Today’s New York Times business section featured an interview with Kathy Savitt, CEO of the new social network and e-commerce site Lockerz. Savitt has held high-level posts with Amazon and American Eagle before this start-up.
Savitt comments on what she has learned about the business world. Nursing home administrators, take note:
“Guts is one of them. We talk about having the courage to work through failure, the courage to work through tough customer feedback, the courage to confront brutal facts in your business…
“…And finally, optimism. It’s easy for people at many companies to become cynical, which leads to politics, which can create a cancer that can topple even the greatest companies.”
What makes people cynical? “A good example is when a team member has a great idea or has a big issue with a customer experience and no one responds, no one even acknowledges it, no one gets back to them. The idea festers, problems mount, no one listens. That’s a recipe for cynicism.

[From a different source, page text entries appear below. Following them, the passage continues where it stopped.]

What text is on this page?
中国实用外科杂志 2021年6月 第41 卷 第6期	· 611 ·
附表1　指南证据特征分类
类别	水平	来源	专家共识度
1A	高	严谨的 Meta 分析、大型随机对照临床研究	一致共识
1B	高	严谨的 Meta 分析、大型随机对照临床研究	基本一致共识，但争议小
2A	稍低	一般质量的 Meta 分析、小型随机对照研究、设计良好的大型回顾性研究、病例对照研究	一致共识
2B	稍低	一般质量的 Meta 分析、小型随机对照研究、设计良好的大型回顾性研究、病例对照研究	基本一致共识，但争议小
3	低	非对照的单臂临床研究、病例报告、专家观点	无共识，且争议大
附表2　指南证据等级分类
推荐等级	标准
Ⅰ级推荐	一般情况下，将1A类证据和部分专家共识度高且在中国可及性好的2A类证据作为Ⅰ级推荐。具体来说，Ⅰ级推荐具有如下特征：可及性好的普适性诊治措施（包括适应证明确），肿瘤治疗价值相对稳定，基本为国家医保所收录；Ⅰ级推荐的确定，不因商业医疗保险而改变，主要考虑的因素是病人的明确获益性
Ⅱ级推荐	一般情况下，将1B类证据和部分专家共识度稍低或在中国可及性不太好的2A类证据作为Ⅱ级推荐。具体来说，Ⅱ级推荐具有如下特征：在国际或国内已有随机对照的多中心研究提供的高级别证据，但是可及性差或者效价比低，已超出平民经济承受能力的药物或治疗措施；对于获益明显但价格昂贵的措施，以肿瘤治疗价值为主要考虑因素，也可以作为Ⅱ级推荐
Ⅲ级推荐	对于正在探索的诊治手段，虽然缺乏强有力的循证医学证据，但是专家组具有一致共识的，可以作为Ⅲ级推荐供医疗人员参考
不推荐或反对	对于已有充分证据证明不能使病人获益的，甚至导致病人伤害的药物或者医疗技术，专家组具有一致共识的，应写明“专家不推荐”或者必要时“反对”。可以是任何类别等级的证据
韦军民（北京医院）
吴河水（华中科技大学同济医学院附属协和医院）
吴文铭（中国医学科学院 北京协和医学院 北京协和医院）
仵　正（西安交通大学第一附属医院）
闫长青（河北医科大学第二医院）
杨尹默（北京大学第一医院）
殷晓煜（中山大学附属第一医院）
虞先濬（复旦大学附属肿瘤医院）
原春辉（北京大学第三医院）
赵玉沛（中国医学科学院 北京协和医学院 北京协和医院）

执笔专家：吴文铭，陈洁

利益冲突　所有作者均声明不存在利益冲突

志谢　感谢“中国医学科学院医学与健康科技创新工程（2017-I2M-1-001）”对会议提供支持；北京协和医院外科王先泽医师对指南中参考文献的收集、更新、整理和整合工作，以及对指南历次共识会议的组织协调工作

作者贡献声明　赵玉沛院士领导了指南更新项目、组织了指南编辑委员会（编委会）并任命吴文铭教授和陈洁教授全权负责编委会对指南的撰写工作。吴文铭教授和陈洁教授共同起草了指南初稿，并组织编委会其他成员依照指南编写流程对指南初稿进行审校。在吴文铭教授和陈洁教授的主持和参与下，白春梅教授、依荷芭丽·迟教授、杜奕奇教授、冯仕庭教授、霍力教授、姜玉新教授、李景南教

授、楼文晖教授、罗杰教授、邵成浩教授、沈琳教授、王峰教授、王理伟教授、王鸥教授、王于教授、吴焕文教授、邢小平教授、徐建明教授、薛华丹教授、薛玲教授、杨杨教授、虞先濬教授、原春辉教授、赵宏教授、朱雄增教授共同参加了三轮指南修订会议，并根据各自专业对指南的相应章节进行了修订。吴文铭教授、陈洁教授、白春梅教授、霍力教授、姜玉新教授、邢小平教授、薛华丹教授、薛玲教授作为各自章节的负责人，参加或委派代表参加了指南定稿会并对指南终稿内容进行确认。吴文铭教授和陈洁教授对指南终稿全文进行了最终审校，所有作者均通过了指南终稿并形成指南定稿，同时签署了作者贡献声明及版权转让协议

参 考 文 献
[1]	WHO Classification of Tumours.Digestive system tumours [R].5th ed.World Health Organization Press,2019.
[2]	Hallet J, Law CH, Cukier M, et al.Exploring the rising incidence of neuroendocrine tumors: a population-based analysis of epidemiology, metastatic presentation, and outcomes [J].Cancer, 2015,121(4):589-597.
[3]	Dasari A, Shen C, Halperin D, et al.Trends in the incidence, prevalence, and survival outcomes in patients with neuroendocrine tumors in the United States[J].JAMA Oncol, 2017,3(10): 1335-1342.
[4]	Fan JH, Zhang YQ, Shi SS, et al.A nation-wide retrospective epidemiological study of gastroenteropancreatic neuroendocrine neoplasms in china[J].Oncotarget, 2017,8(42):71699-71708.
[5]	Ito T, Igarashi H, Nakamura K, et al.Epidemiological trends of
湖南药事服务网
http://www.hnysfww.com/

“Another cell of cynicism is when you feel a company is not actually living out its core values. And just a lack of overall communication can cause problems. Leadership can have the greatest of intentions, and their senior team may feel completely bought into the vision. But if people on the front-lines don’t know what’s going on in the company, you might have a seed of cynicism that can grow.”
On hiring: “It’s not enough just to have I.Q. You have to have active listening skills and really want to communicate with someone…
“Some of the questions I ask all the time include, what did you love most about the work you just finished doing? And if you could design your life in terms of work, what would that job actually be? If you could take 100 percent of your abilities and create a job description, what would it look like?
“…Another question I ask all the time is, if everyone here was a C.E.O. and I was to make you the C.E.O. of something on Day One, what would it be? I ask that because I like to get a sense of what you feel so passionately about that you want to own.”